En la Argentina existe la costumbre, ya secular, de suprimir de la historia todos los hechos que contradicen las ideas oficiales sobre la grandeza del país. No hay héroes impuros ni guerras perdidas. Los libros canónicos del siglo XIX se enorgullecen de que los negros hayan desaparecido de Buenos Aires, sin tomar en cuenta que aun en los registros de 1840 una cuarta parte de la población se declaraba negra o mulata. Con intención similar, Borges escribió en 1972 que la gente se acordaba de Evita sólo porque los diarios cometían la estupidez de seguir nombrándola. Es comprensible, entonces, que si bien la esquina suroeste del Palacio de Aguas se podía ver desde la calle, la gente dijera que ese lugar no existía.

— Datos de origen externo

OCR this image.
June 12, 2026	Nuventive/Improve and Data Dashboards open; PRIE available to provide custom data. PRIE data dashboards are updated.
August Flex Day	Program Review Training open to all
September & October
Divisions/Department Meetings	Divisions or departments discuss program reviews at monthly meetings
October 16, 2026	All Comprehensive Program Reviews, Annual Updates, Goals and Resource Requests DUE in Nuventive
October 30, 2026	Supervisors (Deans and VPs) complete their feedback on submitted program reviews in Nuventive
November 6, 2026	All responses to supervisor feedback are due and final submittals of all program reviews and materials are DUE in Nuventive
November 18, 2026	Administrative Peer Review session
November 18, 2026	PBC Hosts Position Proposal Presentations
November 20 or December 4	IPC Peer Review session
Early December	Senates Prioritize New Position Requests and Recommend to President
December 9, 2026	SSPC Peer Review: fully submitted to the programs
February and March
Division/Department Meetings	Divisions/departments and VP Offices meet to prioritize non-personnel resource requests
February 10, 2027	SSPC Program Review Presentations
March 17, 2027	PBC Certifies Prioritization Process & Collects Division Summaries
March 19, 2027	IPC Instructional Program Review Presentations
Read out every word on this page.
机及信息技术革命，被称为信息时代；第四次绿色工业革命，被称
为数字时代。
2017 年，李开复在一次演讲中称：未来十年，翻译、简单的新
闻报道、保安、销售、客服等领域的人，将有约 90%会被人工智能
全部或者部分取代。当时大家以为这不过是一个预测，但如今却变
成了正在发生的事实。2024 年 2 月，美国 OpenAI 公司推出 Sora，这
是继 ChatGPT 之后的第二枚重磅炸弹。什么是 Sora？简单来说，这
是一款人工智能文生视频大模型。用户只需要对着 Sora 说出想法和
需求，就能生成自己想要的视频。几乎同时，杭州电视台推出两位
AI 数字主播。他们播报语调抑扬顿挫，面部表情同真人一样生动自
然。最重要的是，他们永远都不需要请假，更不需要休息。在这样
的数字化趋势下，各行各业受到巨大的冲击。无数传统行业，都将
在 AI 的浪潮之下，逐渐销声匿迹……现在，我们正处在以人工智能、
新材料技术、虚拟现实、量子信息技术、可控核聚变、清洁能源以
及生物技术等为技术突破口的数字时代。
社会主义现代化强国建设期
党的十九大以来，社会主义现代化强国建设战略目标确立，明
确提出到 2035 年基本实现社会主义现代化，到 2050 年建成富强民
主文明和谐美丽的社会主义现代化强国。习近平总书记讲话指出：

El relato de Alcira me hizo pensar que Evita y la niña Alcántara convocaron las mismas resistencias, una por su belleza, la otra por su poder. En la niña, la belleza era intolerable porque le daba poder; en Evita, el poder era intolerable porque le daba conocimiento. La existencia de ambas fue tan excesiva que, como los hechos inconvenientes de la historia, se quedaron sin un lugar verdadero. Sólo en las novelas pudieron encontrar el lugar que les correspondía, como les ha sucedido siempre en la Argentina a las personas que tienen la arrogancia de existir demasiado.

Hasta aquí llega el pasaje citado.